Complete the following on each identified web server:

  1. In IIS) Manager, expand the server name > Sites > Default Web Site, and click AOneSearch.
  2. If using IIS version 7, complete the following steps:
    1. In the center pane, double-click the Authentication icon.
    2. Right-click Anonymous Authentication, and click Disable.
    3. Right-click Forms Authentication, and click Disable.
    4. Right-click Windows Authentication, and click Enable.
    5. In the right pane, click Advanced Settings.
    6. Select Enable Kernel-mode authentication, and click OK.
    7. In the left pane, click Application Pools.
    8. In the center pane, right-click the Archive One application pool, and select Recycle.
  3. If using IIS version 6, complete the following steps:
    1. Right-click AOneSearch, and click Properties.
    2. Click the Directory Security tab, and click Edit.
    3. Clear Anonymous authentication.
    4. Select Windows Integrated Authentication.
    5. In the left pane, expand Application Pools.
    6. Right-click the Archive One application pool, and click Recycle.
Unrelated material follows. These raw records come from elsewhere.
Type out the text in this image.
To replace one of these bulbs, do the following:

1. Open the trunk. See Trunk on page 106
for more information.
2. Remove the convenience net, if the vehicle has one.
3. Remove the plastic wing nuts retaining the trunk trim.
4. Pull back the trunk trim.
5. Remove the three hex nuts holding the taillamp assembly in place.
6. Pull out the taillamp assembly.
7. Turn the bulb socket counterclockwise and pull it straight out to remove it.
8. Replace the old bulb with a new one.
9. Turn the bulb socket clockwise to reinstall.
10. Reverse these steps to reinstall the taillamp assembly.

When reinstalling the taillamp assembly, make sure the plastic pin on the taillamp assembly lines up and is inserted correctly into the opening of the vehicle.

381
Step 4. Add the AOneSearch URL to the Local Intranet Zone in Internet Explorer

If you're logged into a domain, Microsoft Internet Explorer (IE) only allows integrated authentication to a website in the domain if the site name is not deemed to be external. If you connect to a web server using the machine name, you won't be challenged for a username/password. However if you use the Fully Qualified Domain Name (FQDN) or IP address, you will be challenged to authenticate. By adding the AOneSearch URL to the Local Intranet Zone in IE the FQDN will be considered part of the intranet, therefore trusted, and so your domain login will be honoured as authentication to the website. The addition of the FQDN or IP address for a server to the list of 'intranet' servers can be centralised so that it automatically applies to all users who log into a domain, using Group Policy. To apply the setting manually:

  1. From the Tools menu, select Internet options.
  2. On the Security tab, select Local intranet and then click Sites.
  3. Click Advanced, then enter the required URL (for example, https://mail.barracuda.com) and click Add.
  4. Click Close and click OK in all dialogs to save the configuration.